How consumers read the AST

nt_load_text parses the text into a NodeTable: an array of SpNode records indexed by node id (src/node_table.h). Unlike the retired Ruby self-host -- which built one flat @nd_<field> array per attribute -- each SpNode stores its own small field lists (string / int / ref / array), and the analyzer and code generator both query them by name through the accessor API:

Accessor Reads
nt_type(nt, id) Node type name (the N record); NULL if unset.
nt_str(nt, id, "name") An S string attribute; NULL if absent.
nt_int(nt, id, "value", dflt) An I integer attribute; dflt if absent.
nt_ref(nt, id, "receiver") An R child reference; -1 if absent / empty.
nt_arr(nt, id, "arguments", &n) An A child-id list and its length; NULL,0 if absent.
nt_kind(nt, id) The cached NodeKind enum (a fast switch key vs. strcmp on the type string).

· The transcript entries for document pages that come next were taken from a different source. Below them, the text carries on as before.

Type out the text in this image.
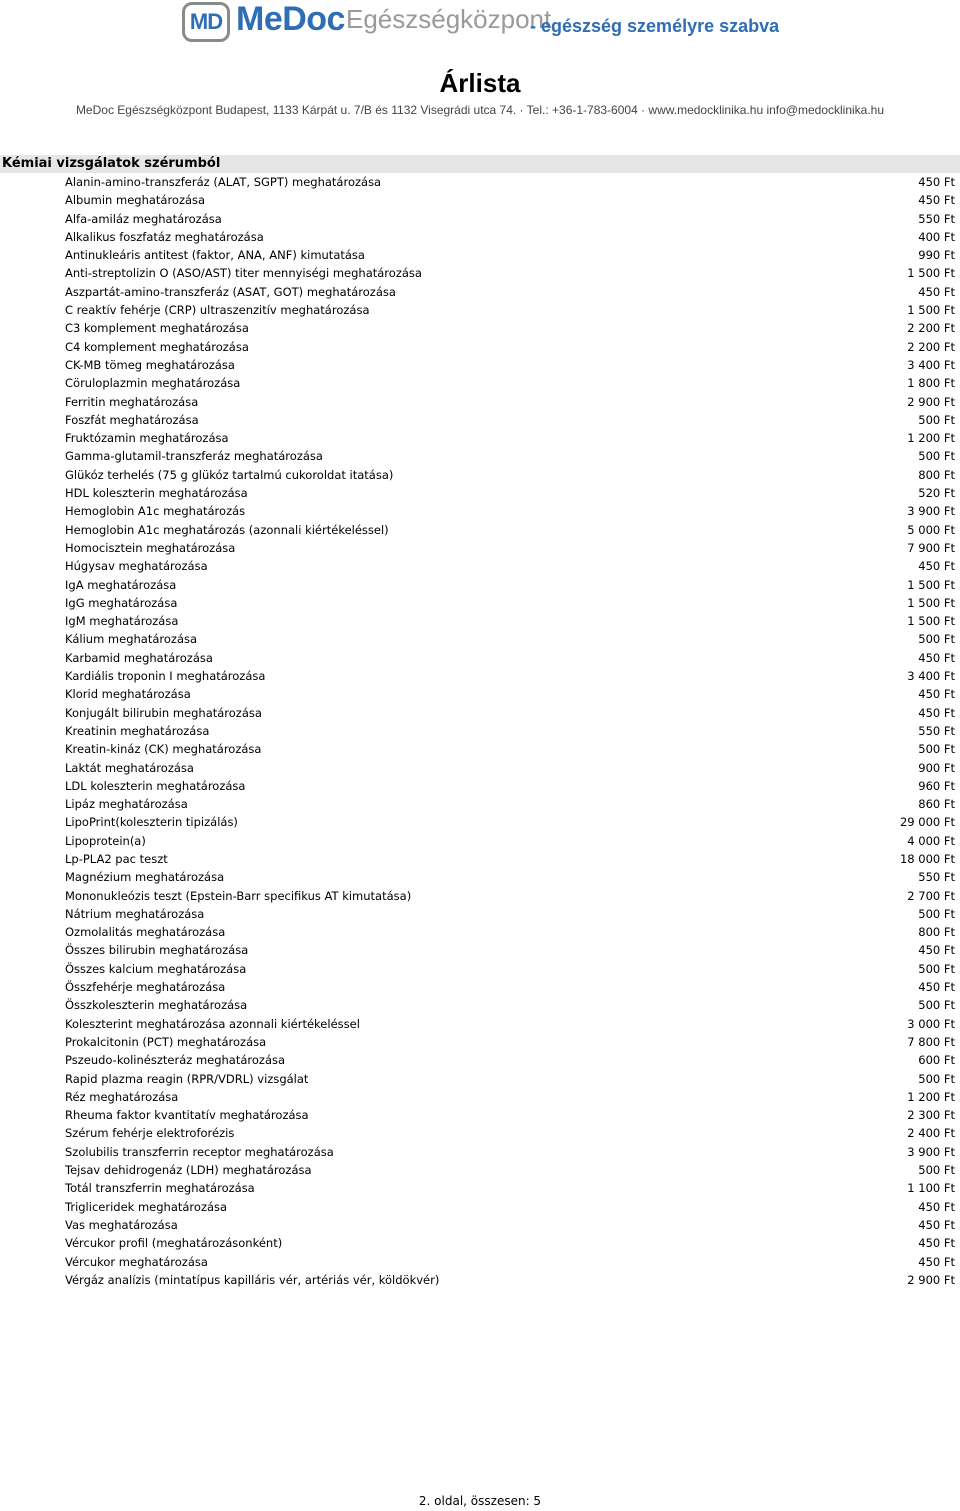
MD MeDoc Egészségközpont
- egészség személyre szabva
Árlista
MeDoc Egészségközpont Budapest, 1133 Kárpát u. 7/B és 1132 Visegrádi utca 74. · Tel.: +36-1-783-6004 · www.medocklinika.hu info@medocklinika.hu
Kémiai vizsgálatok szérumból
Alanin-amino-transzferáz (ALAT, SGPT) meghatározása	450 Ft
Albumin meghatározása	450 Ft
Alfa-amiláz meghatározása	550 Ft
Alkalikus foszfatáz meghatározása	400 Ft
Antinukleáris antitest (faktor, ANA, ANF) kimutatása	990 Ft
Anti-streptolizin O (ASO/AST) titer mennyiségi meghatározása	1 500 Ft
Aszpartát-amino-transzferáz (ASAT, GOT) meghatározása	450 Ft
C reaktív fehérje (CRP) ultraszenzitív meghatározása	1 500 Ft
C3 komplement meghatározása	2 200 Ft
C4 komplement meghatározása	2 200 Ft
CK-MB tömeg meghatározása	3 400 Ft
Cöruloplazmin meghatározása	1 800 Ft
Ferritin meghatározása	2 900 Ft
Foszfát meghatározása	500 Ft
Fruktózamin meghatározása	1 200 Ft
Gamma-glutamil-transzferáz meghatározása	500 Ft
Glükóz terhelés (75 g glükóz tartalmú cukoroldat itatása)	800 Ft
HDL koleszterin meghatározása	520 Ft
Hemoglobin A1c meghatározás	3 900 Ft
Hemoglobin A1c meghatározás (azonnali kiértékeléssel)	5 000 Ft
Homocisztein meghatározása	7 900 Ft
Húgysav meghatározása	450 Ft
IgA meghatározása	1 500 Ft
IgG meghatározása	1 500 Ft
IgM meghatározása	1 500 Ft
Kálium meghatározása	500 Ft
Karbamid meghatározása	450 Ft
Kardiális troponin I meghatározása	3 400 Ft
Klorid meghatározása	450 Ft
Konjugált bilirubin meghatározása	450 Ft
Kreatinin meghatározása	550 Ft
Kreatin-kináz (CK) meghatározása	500 Ft
Laktát meghatározása	900 Ft
LDL koleszterin meghatározása	960 Ft
Lipáz meghatározása	860 Ft
LipoPrint(koleszterin tipizálás)	29 000 Ft
Lipoprotein(a)	4 000 Ft
Lp-PLA2 pac teszt	18 000 Ft
Magnézium meghatározása	550 Ft
Mononukleózis teszt (Epstein-Barr specifikus AT kimutatása)	2 700 Ft
Nátrium meghatározása	500 Ft
Ozmolalitás meghatározása	800 Ft
Összes bilirubin meghatározása	450 Ft
Összes kalcium meghatározása	500 Ft
Összfehérje meghatározása	450 Ft
Összkoleszterin meghatározása	500 Ft
Koleszterint meghatározása azonnali kiértékeléssel	3 000 Ft
Prokalcitonin (PCT) meghatározása	7 800 Ft
Pszeudo-kolinészteráz meghatározása	600 Ft
Rapid plazma reagin (RPR/VDRL) vizsgálat	500 Ft
Réz meghatározása	1 200 Ft
Rheuma faktor kvantitatív meghatározása	2 300 Ft
Szérum fehérje elektroforézis	2 400 Ft
Szolubilis transzferrin receptor meghatározása	3 900 Ft
Tejsav dehidrogenáz (LDH) meghatározása	500 Ft
Totál transzferrin meghatározása	1 100 Ft
Trigliceridek meghatározása	450 Ft
Vas meghatározása	450 Ft
Vércukor profil (meghatározásonként)	450 Ft
Vércukor meghatározása	450 Ft
Vérgáz analízis (mintatípus kapilláris vér, artériás vér, köldökvér)	2 900 Ft
2. oldal, összesen: 5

A reference field absent from a node reads back as -1 and an absent array as empty, so consumers check before indexing. The loader skips records it does not recognise; an attribute the parser emits but no accessor ever reads is simply inert. New parser fields are picked up automatically by nt_str / nt_int / nt_ref / nt_arr once a consumer asks for them by name -- there is no separate per-field loader arm to keep in sync.

The analyzer's results do not live in the NodeTable; they live in the Compiler struct (the per-node type cache plus the class / method / scope tables). The NodeTable is the immutable parsed program; the Compiler is the derived analysis. See ANALYZE-IR.md.

Limitations

  • Integer overflow: IntegerNode.value is encoded as a signed 64-bit decimal. Literals outside [INT64_MIN, INT64_MAX] are truncated by pm_int_value(); the AOT compiler then auto-promotes to bigint at use sites it can recognise (loop multiplication, fibonacci-style addition). See README.md §Bigint.
  • Floating point: %.17g round-trips IEEE-754 doubles but the surface text isn't human-readable for boundary cases. Codegen uses the literal text directly in C output, so the encoded form drives what the C compiler sees.
  • Encoding: bytes ≥ 0x80 pass through verbatim, so the parser assumes UTF-8. ASCII-7 sources are always safe; mixed-encoding sources are not supported (matches the README's "no encoding" limitation).
  • Source locations: emitted. Each node carries node_line / node_file / node_col integer attributes and the file table is carried in SOURCE_FILE / FILE records, so codegen can map a generated-C line back to the original .rb (the --line-map / --debug #line directives, and the --line-map diagnostics that re-point cc errors at Ruby source).

See also

  • docs/ANALYZE-IR.md -- the in-memory analyze ↔ codegen contract (the Compiler struct that replaced the old .ir file).
  • docs/FFI.md -- direct C-call declarations.
  • src/spinel_parse.c -- the C front-end that produces this format.
  • src/node_table.[ch] -- nt_load_text and the nt_* accessor API.
  • src/analyze*.c -- type inference; fills the Compiler node type cache.
  • src/codegen*.c -- C emission; reads the NodeTable + Compiler.